RewindUpdated at Oct 22, 2025, 10:07
*Rewind* by Jeffrey Calhoun is a dark, introspective coming‑of‑age novel that blurs the line between psychological realism and surreal horror.
The story follows William Woodruff,, a teenager growing up in a fractured family marked by neglect, addiction, and handed‑down violence. After enduring emotional and physical trauma, William begins to lose his grip on reality—hears voices, experiences blackouts, and forgets entire years of his life. Doctors diagnose him with *retrograde amnesia* and later *encephalopathy*, but the true cause lies in deep psychological and generational wounds.
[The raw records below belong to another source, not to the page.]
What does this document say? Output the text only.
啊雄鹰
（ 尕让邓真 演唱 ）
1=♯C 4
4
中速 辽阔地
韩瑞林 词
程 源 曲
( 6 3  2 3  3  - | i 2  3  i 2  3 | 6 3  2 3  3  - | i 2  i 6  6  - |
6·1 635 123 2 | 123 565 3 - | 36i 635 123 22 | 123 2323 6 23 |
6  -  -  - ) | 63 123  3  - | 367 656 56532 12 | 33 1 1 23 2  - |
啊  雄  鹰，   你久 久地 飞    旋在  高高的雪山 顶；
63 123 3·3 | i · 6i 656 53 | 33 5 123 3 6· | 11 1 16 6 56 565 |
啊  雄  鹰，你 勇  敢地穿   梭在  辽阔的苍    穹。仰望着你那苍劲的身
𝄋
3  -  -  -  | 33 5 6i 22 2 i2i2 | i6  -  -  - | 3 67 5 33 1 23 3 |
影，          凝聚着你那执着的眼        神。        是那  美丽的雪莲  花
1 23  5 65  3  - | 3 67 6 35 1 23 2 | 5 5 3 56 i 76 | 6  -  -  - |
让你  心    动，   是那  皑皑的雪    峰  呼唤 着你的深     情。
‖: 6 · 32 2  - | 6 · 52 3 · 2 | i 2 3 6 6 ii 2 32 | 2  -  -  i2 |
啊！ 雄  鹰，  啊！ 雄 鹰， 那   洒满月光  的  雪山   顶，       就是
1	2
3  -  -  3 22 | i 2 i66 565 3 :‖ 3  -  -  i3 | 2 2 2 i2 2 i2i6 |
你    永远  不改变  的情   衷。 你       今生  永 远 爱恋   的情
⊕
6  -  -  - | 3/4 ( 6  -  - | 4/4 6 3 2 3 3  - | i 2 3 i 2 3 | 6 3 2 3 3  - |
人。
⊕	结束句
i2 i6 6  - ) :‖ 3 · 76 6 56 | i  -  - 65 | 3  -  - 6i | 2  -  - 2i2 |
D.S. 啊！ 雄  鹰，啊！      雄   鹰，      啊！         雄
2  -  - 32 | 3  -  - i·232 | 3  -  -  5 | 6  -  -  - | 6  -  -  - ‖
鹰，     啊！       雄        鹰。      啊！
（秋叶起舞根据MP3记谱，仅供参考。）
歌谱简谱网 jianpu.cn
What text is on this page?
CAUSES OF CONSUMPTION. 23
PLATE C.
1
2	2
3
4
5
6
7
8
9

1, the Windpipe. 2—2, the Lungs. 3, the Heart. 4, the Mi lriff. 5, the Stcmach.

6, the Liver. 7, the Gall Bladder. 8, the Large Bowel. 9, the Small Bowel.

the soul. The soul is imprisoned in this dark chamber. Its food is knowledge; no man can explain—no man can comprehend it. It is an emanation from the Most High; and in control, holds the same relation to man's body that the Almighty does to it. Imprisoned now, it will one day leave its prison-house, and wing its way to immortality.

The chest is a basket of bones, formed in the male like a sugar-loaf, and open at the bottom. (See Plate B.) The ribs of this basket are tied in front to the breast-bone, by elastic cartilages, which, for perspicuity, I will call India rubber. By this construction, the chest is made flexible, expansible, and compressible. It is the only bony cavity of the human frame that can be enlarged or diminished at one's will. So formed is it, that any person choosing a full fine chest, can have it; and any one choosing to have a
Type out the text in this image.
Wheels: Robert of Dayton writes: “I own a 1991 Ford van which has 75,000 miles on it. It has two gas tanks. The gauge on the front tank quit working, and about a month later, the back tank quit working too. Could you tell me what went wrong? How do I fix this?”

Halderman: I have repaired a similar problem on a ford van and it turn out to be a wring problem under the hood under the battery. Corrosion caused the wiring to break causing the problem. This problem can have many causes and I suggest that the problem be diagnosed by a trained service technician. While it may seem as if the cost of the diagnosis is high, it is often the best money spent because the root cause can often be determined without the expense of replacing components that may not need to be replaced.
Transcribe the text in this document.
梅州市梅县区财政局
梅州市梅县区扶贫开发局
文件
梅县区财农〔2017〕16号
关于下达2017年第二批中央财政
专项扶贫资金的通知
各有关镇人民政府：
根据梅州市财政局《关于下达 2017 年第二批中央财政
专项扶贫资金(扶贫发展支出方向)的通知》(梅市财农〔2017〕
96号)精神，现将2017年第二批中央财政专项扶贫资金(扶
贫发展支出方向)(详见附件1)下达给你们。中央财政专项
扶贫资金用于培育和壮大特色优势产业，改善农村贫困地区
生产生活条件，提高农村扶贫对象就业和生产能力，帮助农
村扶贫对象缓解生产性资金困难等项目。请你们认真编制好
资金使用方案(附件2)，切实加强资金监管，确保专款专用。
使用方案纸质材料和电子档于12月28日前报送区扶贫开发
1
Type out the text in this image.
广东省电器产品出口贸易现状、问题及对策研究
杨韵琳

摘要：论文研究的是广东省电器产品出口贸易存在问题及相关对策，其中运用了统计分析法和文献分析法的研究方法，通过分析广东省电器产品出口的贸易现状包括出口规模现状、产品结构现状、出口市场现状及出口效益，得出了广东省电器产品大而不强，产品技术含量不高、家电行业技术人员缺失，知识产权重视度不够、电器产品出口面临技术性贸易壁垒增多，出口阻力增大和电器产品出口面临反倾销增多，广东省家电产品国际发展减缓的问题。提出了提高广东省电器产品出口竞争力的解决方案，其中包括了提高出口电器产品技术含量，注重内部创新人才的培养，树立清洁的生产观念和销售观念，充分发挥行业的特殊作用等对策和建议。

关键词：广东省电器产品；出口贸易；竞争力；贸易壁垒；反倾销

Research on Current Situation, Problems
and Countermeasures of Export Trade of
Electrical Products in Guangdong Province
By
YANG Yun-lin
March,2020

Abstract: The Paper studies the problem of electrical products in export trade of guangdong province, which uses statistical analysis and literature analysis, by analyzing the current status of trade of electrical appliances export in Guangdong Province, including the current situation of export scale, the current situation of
Narrated in fragmented, time‑bending vignettes, the book weaves together visits from his troubled grandfather, memories of his best friend Toby’s persecution for being gay, and his relationship with Maya, a girl who becomes both his anchor and his mirror. As William’s perception deteriorates, hallucination and memory merge, forcing him to confront whether his “rewind” wish—a desire to start life over—is real or a symbol of psychotic collapse.
Through its nonlinear structure and shifting tone—part confession, part fever dream—*Rewind* explores trauma, mental illness, love, and survival. It’s less about the events themselves than about how memory distorts them, asking what remains of a person when the mind rewrites its own story.